Hunt Martin, Bradley Phelim, Lapierre Simon Grandjean, Heys Simon, Thomsit Mark, Hall Michael B, Malone Kerri M, Wintringer Penelope, Walker Timothy M, Cirillo Daniela M, Comas Iñaki, Farhat Maha R, Fowler Phillip, Gardy Jennifer, Ismail Nazir, Kohl Thomas A, Mathys Vanessa, Merker Matthias, Niemann Stefan, Omar Shaheed Vally, Sintchenko Vitali, Smith Grace, van Soolingen Dick, Supply Philip, Tahseen Sabira, Wilcox Mark, Arandjelovic Irena, Peto Tim E A, Crook Derrick W, Iqbal Zamin
European Bioinformatics Institute, Cambridge, UK.
Nuffield Department of Medicine, University of Oxford, Oxford, UK.
Wellcome Open Res. 2019 Dec 2;4:191. doi: 10.12688/wellcomeopenres.15603.1. eCollection 2019.
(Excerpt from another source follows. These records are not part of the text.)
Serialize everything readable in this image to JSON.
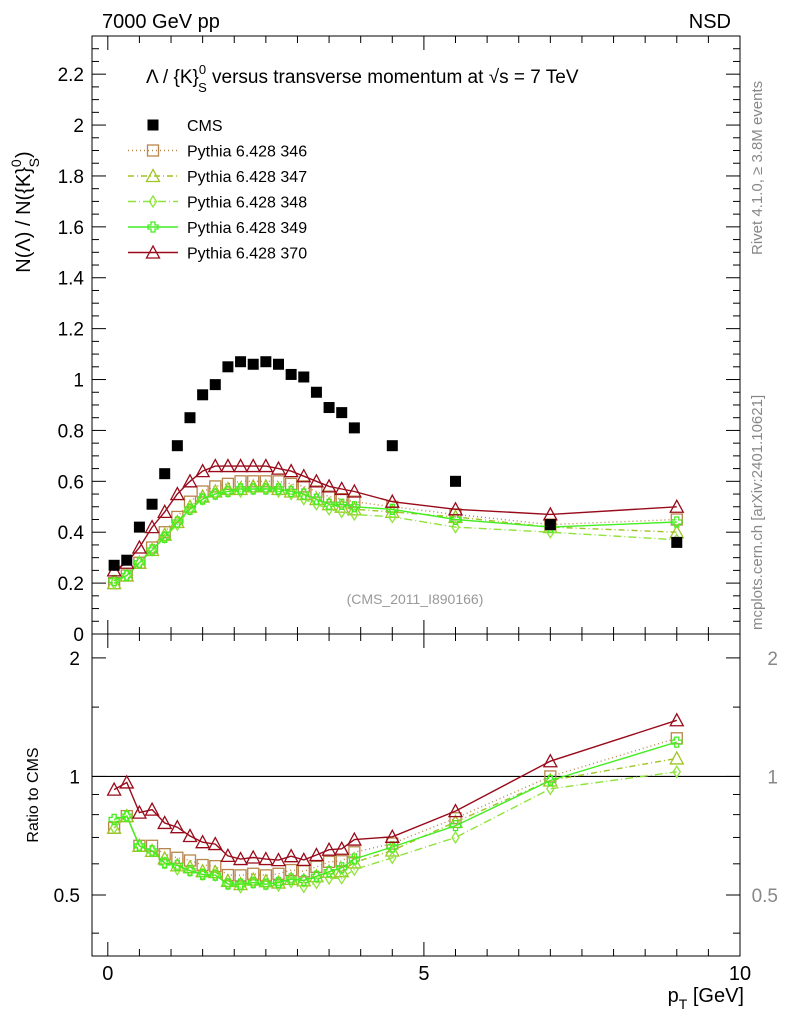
{
  "header": {
    "left": "7000 GeV pp",
    "right": "NSD"
  },
  "side": {
    "rivet": "Rivet 4.1.0, ≥ 3.8M events",
    "source": "mcplots.cern.ch [arXiv:2401.10621]"
  },
  "chart_data": {
    "type": "line",
    "title_parts": {
      "pre": "Λ / {K}",
      "sup": "0",
      "sub": "S",
      "mid": " versus transverse momentum at ",
      "sqrt": "√s",
      "post": " = 7 TeV"
    },
    "watermark": "(CMS_2011_I890166)",
    "ylabel_parts": {
      "pre": "N(Λ)  /  N({K}",
      "sup": "0",
      "sub": "S",
      "post": ")"
    },
    "xlabel_parts": {
      "pre": "p",
      "sub": "T",
      "post": " [GeV]"
    },
    "ratio_ylabel": "Ratio to CMS",
    "xlim": [
      -0.25,
      10.0
    ],
    "ylim": [
      0,
      2.35
    ],
    "ratio_ylim": [
      0.35,
      2.3
    ],
    "x_ticks": [
      "0",
      "5",
      "10"
    ],
    "y_ticks": [
      "0",
      "0.2",
      "0.4",
      "0.6",
      "0.8",
      "1",
      "1.2",
      "1.4",
      "1.6",
      "1.8",
      "2",
      "2.2"
    ],
    "ratio_ticks": [
      "0.5",
      "1",
      "2"
    ],
    "x": [
      0.1,
      0.3,
      0.5,
      0.7,
      0.9,
      1.1,
      1.3,
      1.5,
      1.7,
      1.9,
      2.1,
      2.3,
      2.5,
      2.7,
      2.9,
      3.1,
      3.3,
      3.5,
      3.7,
      3.9,
      4.5,
      5.5,
      7.0,
      9.0
    ],
    "data": {
      "name": "CMS",
      "x": [
        0.1,
        0.3,
        0.5,
        0.7,
        0.9,
        1.1,
        1.3,
        1.5,
        1.7,
        1.9,
        2.1,
        2.3,
        2.5,
        2.7,
        2.9,
        3.1,
        3.3,
        3.5,
        3.7,
        3.9,
        4.5,
        5.5,
        7.0,
        9.0
      ],
      "values": [
        0.27,
        0.29,
        0.42,
        0.51,
        0.63,
        0.74,
        0.85,
        0.94,
        0.98,
        1.05,
        1.07,
        1.06,
        1.07,
        1.06,
        1.02,
        1.01,
        0.95,
        0.89,
        0.87,
        0.81,
        0.74,
        0.6,
        0.43,
        0.36
      ],
      "color": "#000000"
    },
    "series": [
      {
        "name": "Pythia 6.428 346",
        "color": "#b8864b",
        "dash": "1,3",
        "marker": "square",
        "values": [
          0.2,
          0.23,
          0.28,
          0.34,
          0.4,
          0.46,
          0.52,
          0.56,
          0.58,
          0.59,
          0.6,
          0.6,
          0.6,
          0.6,
          0.59,
          0.58,
          0.56,
          0.54,
          0.53,
          0.52,
          0.5,
          0.47,
          0.43,
          0.45
        ]
      },
      {
        "name": "Pythia 6.428 347",
        "color": "#9fc423",
        "dash": "6,3,1,3",
        "marker": "triangle",
        "values": [
          0.2,
          0.23,
          0.28,
          0.33,
          0.39,
          0.44,
          0.5,
          0.54,
          0.56,
          0.57,
          0.57,
          0.58,
          0.58,
          0.57,
          0.56,
          0.55,
          0.53,
          0.51,
          0.5,
          0.49,
          0.48,
          0.46,
          0.42,
          0.4
        ]
      },
      {
        "name": "Pythia 6.428 348",
        "color": "#8ee43a",
        "dash": "8,3,1,3",
        "marker": "diamond",
        "values": [
          0.2,
          0.23,
          0.28,
          0.33,
          0.38,
          0.43,
          0.49,
          0.53,
          0.55,
          0.56,
          0.56,
          0.57,
          0.57,
          0.56,
          0.55,
          0.53,
          0.51,
          0.49,
          0.48,
          0.47,
          0.46,
          0.42,
          0.4,
          0.37
        ]
      },
      {
        "name": "Pythia 6.428 349",
        "color": "#44ee22",
        "dash": "",
        "marker": "cross",
        "values": [
          0.21,
          0.23,
          0.28,
          0.33,
          0.38,
          0.44,
          0.49,
          0.53,
          0.55,
          0.56,
          0.57,
          0.57,
          0.57,
          0.57,
          0.56,
          0.55,
          0.53,
          0.51,
          0.51,
          0.5,
          0.49,
          0.45,
          0.42,
          0.44
        ]
      },
      {
        "name": "Pythia 6.428 370",
        "color": "#990a1a",
        "dash": "",
        "marker": "triangle",
        "values": [
          0.25,
          0.28,
          0.34,
          0.42,
          0.48,
          0.55,
          0.6,
          0.64,
          0.66,
          0.66,
          0.66,
          0.66,
          0.66,
          0.65,
          0.64,
          0.62,
          0.6,
          0.58,
          0.57,
          0.56,
          0.52,
          0.49,
          0.47,
          0.5
        ]
      }
    ]
  }
}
Two billion people are infected with , leading to 10 million new cases of active tuberculosis and 1.5 million deaths annually. Universal access to drug susceptibility testing (DST) has become a World Health Organization priority. We previously developed a software tool, , which provided offline species identification and drug resistance predictions for from whole genome sequencing (WGS) data. Performance was insufficient to support the use of WGS as an alternative to conventional phenotype-based DST, due to mutation catalogue limitations. Here we present a new tool, , which provides the same functionality based on a new software implementation. Improvements include i) an updated mutation catalogue giving greater sensitivity to detect pyrazinamide resistance, ii) support for user-defined resistance catalogues, iii) improved identification of non-tuberculous mycobacterial species, and iv) an updated statistical model for Oxford Nanopore Technologies sequencing data. is released under MIT license at https://github.com/mykrobe-tools/mykrobe. We incorporate mutation catalogues from the CRyPTIC consortium et al. (2018) and from Walker et al. (2015), and make improvements based on performance on an initial set of 3206 and an independent set of 5845 Illumina sequences. To give estimates of error rates, we use a prospectively collected dataset of 4362 . Using culture based DST as the reference, we estimate to be 100%, 95%, 82%, 99% sensitive and 99%, 100%, 99%, 99% specific for rifampicin, isoniazid, pyrazinamide and ethambutol resistance prediction respectively. We benchmark against four other tools on 10207 (=5845+4362) samples, and also show that gives concordant results with nanopore data. We measure the ability of -based DST to guide personalized therapeutic regimen design in the context of complex drug susceptibility profiles, showing 94% concordance of implied regimen with that driven by phenotypic DST, higher than all other benchmarked tools.
全球有20亿人感染结核分枝杆菌,每年导致1000万例新的活动性肺结核病例和150万人死亡。普及药敏试验(DST)已成为世界卫生组织的一项优先事项。我们之前开发了一个软件工具Mykrobe,它能根据全基因组测序(WGS)数据对结核分枝杆菌进行离线菌种鉴定和耐药性预测。由于突变目录的局限性,其性能不足以支持将WGS用作基于传统表型的DST的替代方法。在此,我们展示了一个新工具Mykrobe 2.0,它基于新的软件实现提供相同的功能。改进之处包括:i)更新的突变目录,对检测吡嗪酰胺耐药性具有更高的敏感性;ii)支持用户定义的耐药目录;iii)改进了非结核分枝杆菌菌种的鉴定;iv)更新了针对牛津纳米孔技术测序数据的统计模型。Mykrobe 2.0根据麻省理工学院许可在https://github.com/mykrobe-tools/mykrobe上发布。我们纳入了来自CRyPTIC联盟等(2018年)以及Walker等人(2015年)的突变目录,并根据最初的3206个和独立的5845个Illumina序列集的性能进行改进。为了估计错误率,我们使用了一个前瞻性收集的4362个结核分枝杆菌数据集。以基于培养的DST作为参考,我们估计Mykrobe 2.0对利福平、异烟肼、吡嗪酰胺和乙胺丁醇耐药性预测的敏感性分别为100%、95%、82%、99%,特异性分别为99%、100%、99%、99%。我们在10207个(=5845 + 4362)样本上与其他四个工具进行基准测试,并且还表明Mykrobe 2.0与纳米孔数据给出的结果一致。我们衡量了基于Mykrobe 2.0的DST在复杂药敏谱背景下指导个性化治疗方案设计的能力,结果表明其隐含方案与表型DST驱动的方案的一致性为94%,高于所有其他基准测试工具。